Don't Grow Australian Plants!
Are we serious?
Is an organisation whose objective is to encourage the cultivation of Australian plants really suggesting that people should NOT grow those plants? Well....yes! Under certain circumstances.
It's regrettable that horticulture, forestry and agriculture have been responsible for many environmental disasters resulting from plants escaping from cultivation and invading natural ecosystems. Everyone has seen the problems that exotic weed species can cause. A few well known examples are:
- Prickly pear (Optunia sp.) - native to north and central America - devestated thousands of hectares of eastern Australia in the early 1900s until successfully controlled by biological means.
- Boneseed and bitou bush (Chrysanthemoides monilifera) from South Africa were used for sand dune stabilisation in eastern Australia and have spread rapidly well beyond coastal areas, replacing entire ecosystems.
- Fireweed, Senecio madagascariensis, (South Africa) has become a serious pest of pasture lands in New South Wales and is also spreading into Queensland. It is a prolific seeder....25,000 to 30,000 seeds per plant with almost 100% germination rate.
But some Australian native plants can also be problem species, both within Australia and overseas. For example:
- Melaleuca quinquenervia (native to eastern Australia and New Guinea) has grown uncontrolled in the Florida Everglades to the exclusion of native species.
- Acacia saligna, A.cyclops, A.melanoxylon, A.mearnsii, and A.decurrens (all Australian natives) are causing serious environmental problems in the South African "fynbos".
- Examples of Australian native species that have become weedy in certain areas of Australia, usually away from their natural habitats, include:
- Numerous acacias such as Acacia paradoxa which been reported as being a problem in parts of Victoria, and the popular garden wattles Cootamundra wattle (A.baileyana), Queensland silver wattle (A.podalyriifolia) and golden wreath wattle (A.saligna).
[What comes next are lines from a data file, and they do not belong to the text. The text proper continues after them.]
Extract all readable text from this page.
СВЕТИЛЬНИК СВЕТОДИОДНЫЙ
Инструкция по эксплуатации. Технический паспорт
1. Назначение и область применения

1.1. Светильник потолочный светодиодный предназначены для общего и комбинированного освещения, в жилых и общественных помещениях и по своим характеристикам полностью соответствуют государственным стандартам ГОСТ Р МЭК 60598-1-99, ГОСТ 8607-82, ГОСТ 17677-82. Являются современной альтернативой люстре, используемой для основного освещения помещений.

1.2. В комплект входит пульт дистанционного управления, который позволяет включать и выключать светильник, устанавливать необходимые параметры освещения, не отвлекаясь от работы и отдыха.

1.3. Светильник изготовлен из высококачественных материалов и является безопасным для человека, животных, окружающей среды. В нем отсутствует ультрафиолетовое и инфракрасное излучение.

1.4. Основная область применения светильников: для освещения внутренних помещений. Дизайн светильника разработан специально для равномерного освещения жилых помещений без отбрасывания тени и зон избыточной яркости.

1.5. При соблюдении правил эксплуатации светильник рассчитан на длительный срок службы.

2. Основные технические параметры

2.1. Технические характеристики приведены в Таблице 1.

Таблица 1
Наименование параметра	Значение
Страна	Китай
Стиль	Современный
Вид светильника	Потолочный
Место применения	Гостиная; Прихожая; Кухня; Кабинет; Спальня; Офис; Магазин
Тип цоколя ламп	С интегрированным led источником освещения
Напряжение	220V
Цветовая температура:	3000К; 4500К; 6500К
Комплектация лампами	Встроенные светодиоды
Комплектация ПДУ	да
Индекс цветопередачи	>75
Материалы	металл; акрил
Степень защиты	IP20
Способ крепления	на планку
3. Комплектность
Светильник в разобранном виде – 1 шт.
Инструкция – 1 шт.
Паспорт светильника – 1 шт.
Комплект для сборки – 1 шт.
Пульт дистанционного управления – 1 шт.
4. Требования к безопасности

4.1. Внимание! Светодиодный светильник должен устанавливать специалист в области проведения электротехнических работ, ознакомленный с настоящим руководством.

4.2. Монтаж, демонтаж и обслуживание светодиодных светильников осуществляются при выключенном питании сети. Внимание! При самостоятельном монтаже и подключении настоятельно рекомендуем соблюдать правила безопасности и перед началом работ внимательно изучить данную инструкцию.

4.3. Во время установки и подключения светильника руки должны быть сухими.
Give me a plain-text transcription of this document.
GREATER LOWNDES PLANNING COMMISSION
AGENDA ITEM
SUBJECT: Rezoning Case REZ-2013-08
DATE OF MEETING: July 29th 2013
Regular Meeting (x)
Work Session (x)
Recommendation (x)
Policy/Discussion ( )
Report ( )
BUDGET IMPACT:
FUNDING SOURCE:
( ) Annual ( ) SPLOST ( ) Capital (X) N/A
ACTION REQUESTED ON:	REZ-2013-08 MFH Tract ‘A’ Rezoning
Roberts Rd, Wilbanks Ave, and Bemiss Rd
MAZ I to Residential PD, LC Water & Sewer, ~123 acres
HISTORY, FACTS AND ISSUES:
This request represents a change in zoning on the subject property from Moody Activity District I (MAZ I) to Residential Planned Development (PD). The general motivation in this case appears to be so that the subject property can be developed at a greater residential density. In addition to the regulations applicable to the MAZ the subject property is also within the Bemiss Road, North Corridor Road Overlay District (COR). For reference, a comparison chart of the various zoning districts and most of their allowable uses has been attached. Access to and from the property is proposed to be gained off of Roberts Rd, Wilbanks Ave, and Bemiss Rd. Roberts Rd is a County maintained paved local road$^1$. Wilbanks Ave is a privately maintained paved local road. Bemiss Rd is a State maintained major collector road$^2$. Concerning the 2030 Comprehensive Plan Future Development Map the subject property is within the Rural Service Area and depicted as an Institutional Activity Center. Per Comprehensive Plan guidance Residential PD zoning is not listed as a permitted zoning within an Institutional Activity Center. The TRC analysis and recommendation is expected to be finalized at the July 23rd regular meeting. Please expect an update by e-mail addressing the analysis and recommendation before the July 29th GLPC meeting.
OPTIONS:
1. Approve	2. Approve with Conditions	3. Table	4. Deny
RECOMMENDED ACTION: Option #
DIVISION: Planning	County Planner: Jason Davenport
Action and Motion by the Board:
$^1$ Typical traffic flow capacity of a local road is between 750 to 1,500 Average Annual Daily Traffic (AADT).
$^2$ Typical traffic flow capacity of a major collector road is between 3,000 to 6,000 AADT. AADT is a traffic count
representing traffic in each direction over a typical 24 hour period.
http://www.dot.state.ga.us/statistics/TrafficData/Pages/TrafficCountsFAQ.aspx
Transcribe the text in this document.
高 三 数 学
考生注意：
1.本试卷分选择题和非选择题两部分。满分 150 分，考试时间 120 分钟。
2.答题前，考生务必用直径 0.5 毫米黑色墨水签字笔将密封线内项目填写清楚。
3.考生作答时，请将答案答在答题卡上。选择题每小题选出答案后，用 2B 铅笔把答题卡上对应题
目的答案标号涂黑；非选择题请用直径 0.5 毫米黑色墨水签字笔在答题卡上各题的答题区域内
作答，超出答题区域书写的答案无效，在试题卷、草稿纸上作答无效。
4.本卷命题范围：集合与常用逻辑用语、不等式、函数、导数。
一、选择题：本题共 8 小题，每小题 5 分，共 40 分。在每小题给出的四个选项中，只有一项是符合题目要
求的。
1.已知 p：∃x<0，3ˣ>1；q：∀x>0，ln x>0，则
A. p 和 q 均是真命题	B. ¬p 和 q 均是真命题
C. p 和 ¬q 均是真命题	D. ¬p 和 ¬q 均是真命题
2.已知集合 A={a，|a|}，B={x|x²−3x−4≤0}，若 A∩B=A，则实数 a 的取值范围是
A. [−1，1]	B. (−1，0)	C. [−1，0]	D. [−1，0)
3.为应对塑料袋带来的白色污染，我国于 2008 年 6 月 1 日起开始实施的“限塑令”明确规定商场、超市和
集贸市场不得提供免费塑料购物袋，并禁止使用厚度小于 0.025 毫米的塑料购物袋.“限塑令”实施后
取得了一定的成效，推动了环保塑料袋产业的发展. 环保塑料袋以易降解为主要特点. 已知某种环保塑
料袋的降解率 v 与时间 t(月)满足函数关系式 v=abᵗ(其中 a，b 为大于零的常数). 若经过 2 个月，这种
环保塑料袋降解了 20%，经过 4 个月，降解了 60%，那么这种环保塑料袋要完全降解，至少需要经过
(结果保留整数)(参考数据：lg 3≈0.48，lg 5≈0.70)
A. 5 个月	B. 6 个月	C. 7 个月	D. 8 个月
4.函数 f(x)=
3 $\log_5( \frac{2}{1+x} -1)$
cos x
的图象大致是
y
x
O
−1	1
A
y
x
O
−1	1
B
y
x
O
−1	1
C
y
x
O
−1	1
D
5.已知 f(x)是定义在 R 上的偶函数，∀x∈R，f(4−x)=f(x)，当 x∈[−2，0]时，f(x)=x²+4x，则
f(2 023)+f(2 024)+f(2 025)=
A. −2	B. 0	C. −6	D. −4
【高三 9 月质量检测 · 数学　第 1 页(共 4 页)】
These are weeds of the Sydney bush and other areas and should not be planted in gardens in the vicinity of natural bushland.
- Melaleuca hypericifolia, native to coastal New South Wales, has invaded natural bushland along the south coast of Victoria.
- Pittosporum undulatum colonises moist areas, such as gullies, and areas of disturbed soil. It grows rapidly and quickly shades out most other plants. The plant seems to adapt to soils with higher nutrient levels much more readily than other native species, hence grows well in areas where the soil has been changed this way.
- Billardiera heterophylla, native to south Western Australia, has become a serious pest in bushland in the eastern states, particularly in Victoria and Tasmania.
- Other native species have proved to be opportunist by flourishing in the changed environment when original vegetation is cleared for pasture or agriculture (eg. sheep's burr, Acaena agnipila).
......and there are many, many more.
|Some problem Australian native species
Clockwise from top left, Melaleuca hypericifolia, Acacia podalyriifolia, Billardiera heterophylla (a pink form of the normally blue-flowered species) and the fruit of Pittosporum undulatum. Photos: Brian Walters
Unfortunately, plants which have become weeds sometimes continue to be sold for garden use in the areas affected.
So while we are certainly not suggesting that people should not plant Australian plants, we don't have a policy of "Plant Australian at any cost". We don't want to be responsible for the further spread of existing "ugly Australians" or for the introduction of new weedy species. The information on this page outlines some of the problems that have occurred, some specific plants that have been known to cause problems in certain areas and suggests caution when considering the cultivation of a species which has not been tried in the particular area before.
This caution, by the way, applies to ANY new "exotic" plant whether from Australia or anywhere else.